Stockton has signed on with Nike Golf, where he will assist in product development and design – specifically in the realm of putters.
''I'm thrilled to be a part of what I believe is one of the most innovative brands in sports,'' said Stockton. ''I look forward to sharing my putter insights with Nike engineers so they can continue to create amazing product that help golfers putt better.''
Stockton, who received the 2012 Distinguished Service Award from The PGA of America, already serves as putting instructor for some of golf's biggest names, including Nike Golf staff players Rory McIlroy and Suzann Pettersen. His list of students, past and present, also includes Tiger Woods, Phil Mickelson, Adam Scott, Justin Rose, Matt Kuchar, Morgan Pressel, Annika Sorenstam and Yani Tseng.
He runs his own golf instruction program, Stockton Golf, with his two sons, Ron and Dave Jr. His book, ''Unconscious Putting,'' quickly became a best-seller after its 2011 release, and he followed it up with a sequel, ''Unconscious Scoring,'' earlier this year. He won the PGA Championship in 1970 and 1976, along with nine other PGA Tour titles and 14 Champions Tour victories, played on four victorious U.S. Ryder Cup teams, and captained the 1991 Ryder Cup team to victory.
For any golfer using an adjustable driver, an incident over the weekend is well worth a good look.

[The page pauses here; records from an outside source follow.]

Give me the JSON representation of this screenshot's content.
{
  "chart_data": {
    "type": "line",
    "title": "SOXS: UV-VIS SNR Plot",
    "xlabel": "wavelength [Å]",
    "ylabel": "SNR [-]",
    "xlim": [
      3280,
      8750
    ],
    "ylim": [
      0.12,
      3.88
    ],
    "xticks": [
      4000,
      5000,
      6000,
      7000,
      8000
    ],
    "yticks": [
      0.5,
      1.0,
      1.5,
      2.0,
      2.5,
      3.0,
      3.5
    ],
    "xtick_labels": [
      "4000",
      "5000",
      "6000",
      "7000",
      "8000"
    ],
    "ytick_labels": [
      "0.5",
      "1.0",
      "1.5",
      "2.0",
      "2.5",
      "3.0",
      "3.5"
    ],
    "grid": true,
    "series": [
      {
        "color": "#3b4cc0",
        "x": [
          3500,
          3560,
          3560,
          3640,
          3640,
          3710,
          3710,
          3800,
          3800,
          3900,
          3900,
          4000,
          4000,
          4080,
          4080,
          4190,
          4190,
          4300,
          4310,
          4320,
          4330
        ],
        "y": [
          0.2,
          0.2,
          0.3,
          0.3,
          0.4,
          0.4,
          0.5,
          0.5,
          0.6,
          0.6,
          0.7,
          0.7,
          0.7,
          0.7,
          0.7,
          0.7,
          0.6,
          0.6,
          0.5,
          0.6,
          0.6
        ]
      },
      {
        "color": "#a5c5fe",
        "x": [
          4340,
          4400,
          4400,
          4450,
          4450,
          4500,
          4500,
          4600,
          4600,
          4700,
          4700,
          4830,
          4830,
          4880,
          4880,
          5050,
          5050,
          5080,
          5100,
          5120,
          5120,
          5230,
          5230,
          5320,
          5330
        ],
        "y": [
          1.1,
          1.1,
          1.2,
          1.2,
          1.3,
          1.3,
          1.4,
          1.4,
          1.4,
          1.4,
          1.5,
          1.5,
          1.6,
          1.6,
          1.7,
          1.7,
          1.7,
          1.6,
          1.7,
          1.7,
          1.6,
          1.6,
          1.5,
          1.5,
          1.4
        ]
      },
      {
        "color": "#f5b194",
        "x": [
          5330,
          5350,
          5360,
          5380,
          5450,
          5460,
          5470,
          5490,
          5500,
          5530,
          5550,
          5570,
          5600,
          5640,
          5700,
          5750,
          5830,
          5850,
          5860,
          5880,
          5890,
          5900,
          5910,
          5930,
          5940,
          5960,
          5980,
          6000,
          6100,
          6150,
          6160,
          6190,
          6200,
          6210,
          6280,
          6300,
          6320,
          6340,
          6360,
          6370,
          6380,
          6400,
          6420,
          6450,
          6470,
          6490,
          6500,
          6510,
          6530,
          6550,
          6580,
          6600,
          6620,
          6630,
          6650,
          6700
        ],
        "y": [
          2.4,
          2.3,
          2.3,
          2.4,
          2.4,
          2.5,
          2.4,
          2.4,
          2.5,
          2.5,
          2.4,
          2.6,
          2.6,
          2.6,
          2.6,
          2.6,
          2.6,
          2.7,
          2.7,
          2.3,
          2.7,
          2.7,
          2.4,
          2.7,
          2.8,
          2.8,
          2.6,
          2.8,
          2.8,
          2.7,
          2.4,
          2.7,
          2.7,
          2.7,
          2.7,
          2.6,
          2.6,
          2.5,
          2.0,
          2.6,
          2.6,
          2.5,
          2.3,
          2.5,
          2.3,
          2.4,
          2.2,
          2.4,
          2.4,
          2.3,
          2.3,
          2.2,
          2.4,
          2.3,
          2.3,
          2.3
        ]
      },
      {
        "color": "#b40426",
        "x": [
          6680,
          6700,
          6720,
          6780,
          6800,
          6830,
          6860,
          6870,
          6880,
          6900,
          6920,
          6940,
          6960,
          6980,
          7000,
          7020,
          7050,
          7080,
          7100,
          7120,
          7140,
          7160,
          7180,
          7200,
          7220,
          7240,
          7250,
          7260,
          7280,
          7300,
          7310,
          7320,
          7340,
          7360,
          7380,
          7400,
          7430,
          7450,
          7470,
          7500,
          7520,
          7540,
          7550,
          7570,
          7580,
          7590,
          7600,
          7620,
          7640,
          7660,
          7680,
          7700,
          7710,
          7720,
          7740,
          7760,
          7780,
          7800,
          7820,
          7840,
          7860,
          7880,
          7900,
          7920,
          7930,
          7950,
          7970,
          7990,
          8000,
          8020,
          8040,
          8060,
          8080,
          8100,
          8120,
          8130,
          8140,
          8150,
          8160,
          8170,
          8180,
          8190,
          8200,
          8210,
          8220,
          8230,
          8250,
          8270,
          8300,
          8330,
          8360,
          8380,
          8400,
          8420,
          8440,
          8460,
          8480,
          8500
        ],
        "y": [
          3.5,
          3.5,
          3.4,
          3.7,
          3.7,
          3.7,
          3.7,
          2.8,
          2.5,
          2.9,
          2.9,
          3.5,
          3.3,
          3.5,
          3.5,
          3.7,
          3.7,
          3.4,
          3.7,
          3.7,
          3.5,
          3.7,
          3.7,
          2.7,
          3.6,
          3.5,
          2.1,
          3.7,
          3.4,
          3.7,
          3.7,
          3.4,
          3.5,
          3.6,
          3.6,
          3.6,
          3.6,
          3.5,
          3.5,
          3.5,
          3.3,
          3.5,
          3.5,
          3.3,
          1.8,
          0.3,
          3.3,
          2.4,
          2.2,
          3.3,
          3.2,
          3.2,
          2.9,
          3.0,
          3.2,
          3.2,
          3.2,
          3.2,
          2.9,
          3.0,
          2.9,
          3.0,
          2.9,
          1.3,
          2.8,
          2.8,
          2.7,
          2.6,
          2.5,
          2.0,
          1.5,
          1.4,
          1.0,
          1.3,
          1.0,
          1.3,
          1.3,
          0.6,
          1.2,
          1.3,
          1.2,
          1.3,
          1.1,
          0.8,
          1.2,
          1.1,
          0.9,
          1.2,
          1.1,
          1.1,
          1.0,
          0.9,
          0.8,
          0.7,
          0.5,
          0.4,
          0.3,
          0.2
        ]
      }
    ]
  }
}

Charles Howell III was disqualified from the Wyndham Championship before the start of the third round on Saturday for using a non-conforming driver. But the reason why the driver was declared non-conforming is a new one.
Howell began the week using a new SLDR driver from TaylorMade. Golfers can adjust the SLDR by moving a small weight along a track that runs from the heel to the toe along the sole. Next to that track is a small weight port covered by a cap. The cap can be removed if the golfer wants to switch in a lighter or heavier weight.
While Howell was warming up on the range before the second round on Friday, that cap somehow came off. Howell checked with company officials, who told him that wouldn't affect the club's performance, so he used the driver minus the cap and finished the round tied for 10th place.
On Saturday, however, rules officials told Howell that the missing cap made the driver non-conforming – and because he had used it on Friday, he was disqualified.
''Prior to teeing off, I spoke to the guys at TaylorMade about the toe-cap coming off to be sure that it wouldn't impact the performance of the club. I was assured it would not affect the club's performance,'' Howell said. ''The idea that the club would no longer be conforming, because of the missing toe-cap, never entered my mind.''
Under the rules, if the cap had come off during the round, Howell could have finished the round without penalty and then fixed the club before his next round. But because it happened before the round, he was out.
Discussions among some of my golf buddies raised two specific questions about the ruling:
1. Was the driver ruled non-conforming because officials thought the missing cap might provide a bit of an aerodynamic advantage?
2. Or was the driver ruled non-conforming because it was approved with the cap in place, but not without the cap?
The answer, basically, is both.
"TaylorMade has been making drivers with movable parts since 2004," said TaylorMade Public Relations Manager Dave Cordero. "What happened in the case of Charles Howell III's driver is very rare and we will make the necessary adjustments to ensure this does not happen again."
Adjustable drivers have been around for the better part of a decade now, and are more popular than ever. This is the first time I'm aware that this particular issue has arisen, but it is a lesson for every golfer using a club with any kind of movable part. This ruling is more than enough reason to check your gear before every round and make sure everything is just as it should be.
Approximately a dozen TaylorMade staff players have been using SLDR drivers in recent weeks, and Howell plans to use his this week at The Barclays as he begins the PGA Tour FedExCup playoffs.
"I put this driver in play two weeks ago and it is the best performing driver I've played," he said. "This driver will be back in play [this] week."